What are complexities of BigInteger.pow and BigInteger.isProbablePrime?

Question

What are complexities of Java 7's methods pow and isProbablePrime in the BigInteger class?

I know that simple implementation of Rabin's test is of O(k(log(n))^3) complexity and that can be reduced by incorporating the Schönhage-Strassen algorithm for the fast multiplication of long integers.

Answer 1

Assuming the standard algorithms, the complexities are:

pow()             : O( M(n * exponent) )
IsProbablePrime() : O( M(n) * n )

where:

• n is the number of digits in the operand.
• exponent is the exponent of the power function.
• M(n) is the run-time for an n x n digit multiplication.
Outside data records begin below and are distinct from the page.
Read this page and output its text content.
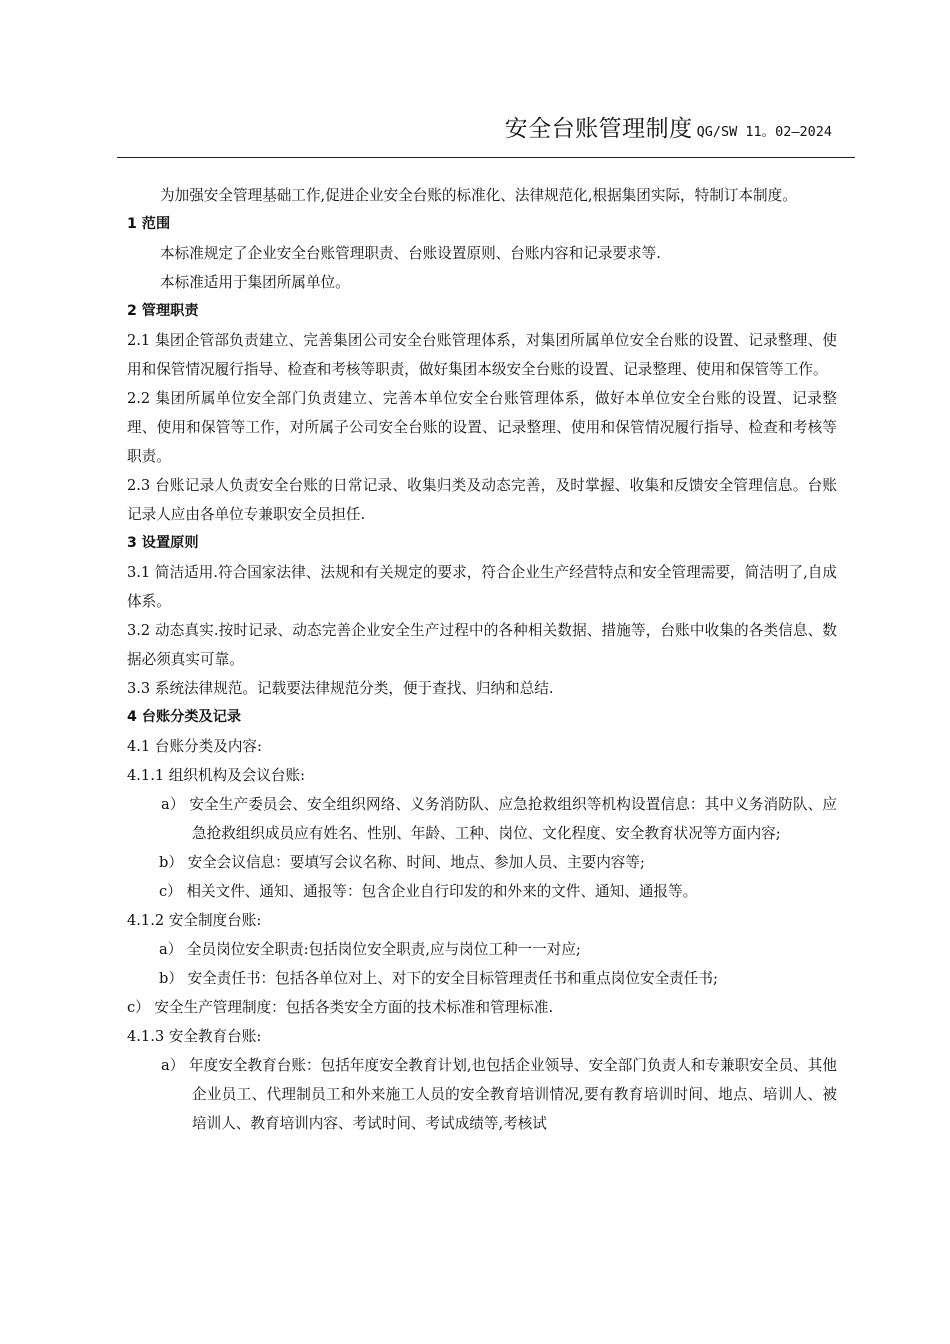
安全台账管理制度 QG/SW 11。02—2024

为加强安全管理基础工作,促进企业安全台账的标准化、法律规范化,根据集团实际，特制订本制度。

1 范围

本标准规定了企业安全台账管理职责、台账设置原则、台账内容和记录要求等.

本标准适用于集团所属单位。

2 管理职责

2.1 集团企管部负责建立、完善集团公司安全台账管理体系，对集团所属单位安全台账的设置、记录整理、使用和保管情况履行指导、检查和考核等职责，做好集团本级安全台账的设置、记录整理、使用和保管等工作。

2.2 集团所属单位安全部门负责建立、完善本单位安全台账管理体系，做好本单位安全台账的设置、记录整理、使用和保管等工作，对所属子公司安全台账的设置、记录整理、使用和保管情况履行指导、检查和考核等职责。

2.3 台账记录人负责安全台账的日常记录、收集归类及动态完善，及时掌握、收集和反馈安全管理信息。台账记录人应由各单位专兼职安全员担任.

3 设置原则

3.1 简洁适用.符合国家法律、法规和有关规定的要求，符合企业生产经营特点和安全管理需要，简洁明了,自成体系。

3.2 动态真实.按时记录、动态完善企业安全生产过程中的各种相关数据、措施等，台账中收集的各类信息、数据必须真实可靠。

3.3 系统法律规范。记载要法律规范分类，便于查找、归纳和总结.

4 台账分类及记录

4.1 台账分类及内容:

4.1.1 组织机构及会议台账:

a） 安全生产委员会、安全组织网络、义务消防队、应急抢救组织等机构设置信息：其中义务消防队、应急抢救组织成员应有姓名、性别、年龄、工种、岗位、文化程度、安全教育状况等方面内容;

b） 安全会议信息：要填写会议名称、时间、地点、参加人员、主要内容等;

c） 相关文件、通知、通报等：包含企业自行印发的和外来的文件、通知、通报等。

4.1.2 安全制度台账:

a） 全员岗位安全职责:包括岗位安全职责,应与岗位工种一一对应;

b） 安全责任书：包括各单位对上、对下的安全目标管理责任书和重点岗位安全责任书;

c） 安全生产管理制度：包括各类安全方面的技术标准和管理标准.

4.1.3 安全教育台账:

a） 年度安全教育台账：包括年度安全教育计划,也包括企业领导、安全部门负责人和专兼职安全员、其他企业员工、代理制员工和外来施工人员的安全教育培训情况,要有教育培训时间、地点、培训人、被培训人、教育培训内容、考试时间、考试成绩等,考核试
Which I believe is O(n^2) as of Java 6.

Explanation for pow():

For an input operand of n-digits long raised to a power of exp, the output is roughly n * exp digits long. This is done by binary-powering algorithm where the operand is squared at each iteration. So the complexity becomes:

O( M(n) + M(2*n) + M(4*n) + ... M(n * exp/2) ) = O( M(n * exp) )

This is a geometric sum, so the sum becomes O( M(n * exp) ).

Explanation for IsProbablePrime():

For a fixed number of Rabin-Miller iterations, each iteration has O(n) multiplications of size n x n digits. Therefore, the complexity becomes O( n * M(n) ).

Answer 2

The short answer is that it isn't specified and therefore subject to implementor's choice.